Download or read book The Art of Not Being Governed written by James C. Scott and published by Yale University Press. This book was released on 2009-01-01 with total page 465 pages. Available in PDF, EPUB and Kindle. Book excerpt: From the acclaimed author and scholar James C. Scott, the compelling tale of Asian peoples who until recently have stemmed the vast tide of state-making to live at arm’s length from any organized state society For two thousand years the disparate groups that now reside in Zomia (a mountainous region the size of Europe that consists of portions of seven Asian countries) have fled the projects of the organized state societies that surround them—slavery, conscription, taxes, corvée labor, epidemics, and warfare. This book, essentially an “anarchist history,” is the first-ever examination of the huge literature on state-making whose author evaluates why people would deliberately and reactively remain stateless. Among the strategies employed by the people of Zomia to remain stateless are physical dispersion in rugged terrain; agricultural practices that enhance mobility; pliable ethnic identities; devotion to prophetic, millenarian leaders; and maintenance of a largely oral culture that allows them to reinvent their histories and genealogies as they move between and around states. In accessible language, James Scott, recognized worldwide as an eminent authority in Southeast Asian, peasant, and agrarian studies, tells the story of the peoples of Zomia and their unlikely odyssey in search of self-determination. He redefines our views on Asian politics, history, demographics, and even our fundamental ideas about what constitutes civilization, and challenges us with a radically different approach to history that presents events from the perspective of stateless peoples and redefines state-making as a form of “internal colonialism.” This new perspective requires a radical reevaluation of the civilizational narratives of the lowland states. Scott’s work on Zomia represents a new way to think of area studies that will be applicable to other runaway, fugitive, and marooned communities, be they Gypsies, Cossacks, tribes fleeing slave raiders, Marsh Arabs, or San-Bushmen.
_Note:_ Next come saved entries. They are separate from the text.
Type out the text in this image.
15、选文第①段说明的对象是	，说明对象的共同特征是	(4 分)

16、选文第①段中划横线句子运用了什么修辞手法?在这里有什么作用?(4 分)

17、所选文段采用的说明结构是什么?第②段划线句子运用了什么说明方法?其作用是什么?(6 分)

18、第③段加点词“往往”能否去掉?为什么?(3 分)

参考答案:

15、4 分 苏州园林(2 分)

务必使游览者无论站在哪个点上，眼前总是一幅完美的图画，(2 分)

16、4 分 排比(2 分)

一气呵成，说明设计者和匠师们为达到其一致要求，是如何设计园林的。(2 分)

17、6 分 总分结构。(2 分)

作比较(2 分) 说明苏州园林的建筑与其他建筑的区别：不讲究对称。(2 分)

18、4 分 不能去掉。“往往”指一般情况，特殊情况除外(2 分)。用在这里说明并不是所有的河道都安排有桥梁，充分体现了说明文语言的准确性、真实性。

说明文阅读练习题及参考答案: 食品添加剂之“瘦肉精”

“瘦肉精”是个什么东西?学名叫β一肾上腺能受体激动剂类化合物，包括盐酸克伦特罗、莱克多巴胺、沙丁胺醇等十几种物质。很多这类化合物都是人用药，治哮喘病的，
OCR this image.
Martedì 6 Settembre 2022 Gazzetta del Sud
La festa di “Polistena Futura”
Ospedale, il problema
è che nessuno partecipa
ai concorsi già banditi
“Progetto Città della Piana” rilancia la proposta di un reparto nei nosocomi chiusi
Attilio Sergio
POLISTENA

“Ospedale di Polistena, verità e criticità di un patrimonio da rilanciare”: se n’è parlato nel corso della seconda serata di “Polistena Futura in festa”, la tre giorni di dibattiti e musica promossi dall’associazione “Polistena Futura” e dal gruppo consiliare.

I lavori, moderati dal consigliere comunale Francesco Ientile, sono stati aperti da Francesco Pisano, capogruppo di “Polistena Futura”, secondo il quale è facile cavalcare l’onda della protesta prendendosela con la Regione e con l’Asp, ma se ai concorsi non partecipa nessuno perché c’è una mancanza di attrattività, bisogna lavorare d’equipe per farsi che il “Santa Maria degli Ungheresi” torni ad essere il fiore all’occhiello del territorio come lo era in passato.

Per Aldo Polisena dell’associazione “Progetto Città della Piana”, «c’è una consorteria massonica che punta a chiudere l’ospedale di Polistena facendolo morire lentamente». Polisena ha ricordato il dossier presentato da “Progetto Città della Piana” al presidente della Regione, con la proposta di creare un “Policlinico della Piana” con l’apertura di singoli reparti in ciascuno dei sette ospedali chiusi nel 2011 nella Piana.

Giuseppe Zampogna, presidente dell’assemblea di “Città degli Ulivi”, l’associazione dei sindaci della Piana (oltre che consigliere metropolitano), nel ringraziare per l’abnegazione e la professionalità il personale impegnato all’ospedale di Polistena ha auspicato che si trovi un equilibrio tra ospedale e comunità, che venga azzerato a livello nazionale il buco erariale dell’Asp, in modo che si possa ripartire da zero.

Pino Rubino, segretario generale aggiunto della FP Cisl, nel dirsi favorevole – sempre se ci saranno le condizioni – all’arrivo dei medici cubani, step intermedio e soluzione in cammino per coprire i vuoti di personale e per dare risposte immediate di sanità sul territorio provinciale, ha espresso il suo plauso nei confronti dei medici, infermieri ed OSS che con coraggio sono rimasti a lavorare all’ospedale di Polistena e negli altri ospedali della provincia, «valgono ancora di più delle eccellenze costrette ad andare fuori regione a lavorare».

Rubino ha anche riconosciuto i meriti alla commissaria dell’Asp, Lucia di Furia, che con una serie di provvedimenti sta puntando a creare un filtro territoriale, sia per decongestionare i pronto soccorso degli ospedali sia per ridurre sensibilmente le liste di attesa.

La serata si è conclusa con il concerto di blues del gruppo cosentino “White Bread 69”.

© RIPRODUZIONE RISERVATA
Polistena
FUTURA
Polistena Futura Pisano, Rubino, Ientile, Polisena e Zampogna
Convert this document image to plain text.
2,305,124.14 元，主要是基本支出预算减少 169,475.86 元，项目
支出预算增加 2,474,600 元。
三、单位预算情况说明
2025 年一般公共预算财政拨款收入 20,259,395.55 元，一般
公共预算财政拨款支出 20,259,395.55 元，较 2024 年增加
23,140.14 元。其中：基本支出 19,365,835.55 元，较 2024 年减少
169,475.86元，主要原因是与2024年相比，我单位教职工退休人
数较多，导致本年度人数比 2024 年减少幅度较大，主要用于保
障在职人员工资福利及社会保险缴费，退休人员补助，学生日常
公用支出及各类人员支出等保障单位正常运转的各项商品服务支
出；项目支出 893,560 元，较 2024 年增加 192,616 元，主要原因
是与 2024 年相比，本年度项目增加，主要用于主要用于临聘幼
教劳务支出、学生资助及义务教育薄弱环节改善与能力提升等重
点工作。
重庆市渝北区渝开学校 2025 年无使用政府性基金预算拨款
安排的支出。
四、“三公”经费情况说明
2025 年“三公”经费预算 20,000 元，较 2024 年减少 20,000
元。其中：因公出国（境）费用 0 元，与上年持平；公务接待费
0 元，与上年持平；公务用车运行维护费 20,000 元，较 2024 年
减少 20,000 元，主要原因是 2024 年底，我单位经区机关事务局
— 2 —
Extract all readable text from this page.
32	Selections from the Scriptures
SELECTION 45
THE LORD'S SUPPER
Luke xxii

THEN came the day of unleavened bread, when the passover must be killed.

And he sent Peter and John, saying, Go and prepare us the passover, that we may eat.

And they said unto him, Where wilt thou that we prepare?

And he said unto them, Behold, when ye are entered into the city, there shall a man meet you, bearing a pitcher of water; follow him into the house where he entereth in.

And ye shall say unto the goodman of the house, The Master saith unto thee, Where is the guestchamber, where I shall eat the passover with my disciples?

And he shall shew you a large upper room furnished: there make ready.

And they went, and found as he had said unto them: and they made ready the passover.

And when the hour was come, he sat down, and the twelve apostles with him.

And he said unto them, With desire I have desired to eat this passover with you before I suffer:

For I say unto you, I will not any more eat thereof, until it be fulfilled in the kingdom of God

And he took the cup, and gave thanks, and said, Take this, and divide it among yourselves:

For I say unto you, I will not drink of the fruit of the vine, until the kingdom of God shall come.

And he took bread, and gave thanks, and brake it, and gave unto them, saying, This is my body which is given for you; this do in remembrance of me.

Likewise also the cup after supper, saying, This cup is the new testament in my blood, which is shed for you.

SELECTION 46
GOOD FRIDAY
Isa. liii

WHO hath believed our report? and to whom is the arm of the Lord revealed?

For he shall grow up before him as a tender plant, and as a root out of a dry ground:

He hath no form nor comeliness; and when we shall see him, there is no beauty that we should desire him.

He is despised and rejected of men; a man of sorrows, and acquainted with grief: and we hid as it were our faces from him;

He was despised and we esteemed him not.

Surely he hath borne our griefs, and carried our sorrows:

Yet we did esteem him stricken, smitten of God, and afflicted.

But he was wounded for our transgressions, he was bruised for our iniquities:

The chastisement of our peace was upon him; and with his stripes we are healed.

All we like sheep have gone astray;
Book Gender Meets Genre in Postwar Cinemas

Download or read book Gender Meets Genre in Postwar Cinemas written by Christine Gledhill and published by University of Illinois Press. This book was released on 2012-01-15 with total page 290 pages. Available in PDF, EPUB and Kindle. Book excerpt: This remarkable collection uses genre as a fresh way to analyze the issues of gender representation in film theory, film production, spectatorship, and the contexts of reception. With a uniquely global perspective, these essays examine the intersection of gender and genre in not only Hollywood films but also in independent, European, Indian, and Hong Kong cinemas. Working in the area of postcolonial cinema, contributors raise issues dealing with indigenous and global cinemas and argue that contemporary genres have shifted considerably as both notions of gender and forms of genre have changed. The volume addresses topics such as the history of feminist approaches to the study of genre in film, issues of female agency in postmodernity, changes taking place in supposedly male-dominated genres, concepts of genre and its use of gender in global cinema, and the relationship between gender and sexuality in film. Contributors are Ira Bhaskar, Steven Cohan, Luke Collins, Pam Cook, Lucy Fischer, Jane Gaines, Christine Gledhill, Derek Kane-Meddock, E. Ann Kaplan, Samiha Matin, Katie Model, E. Deidre Pribram, Vicente Rodriguez Ortega, Adam Segal, Chris Straayer, Yvonne Tasker, Deborah Thomas, and Xiangyang Chen.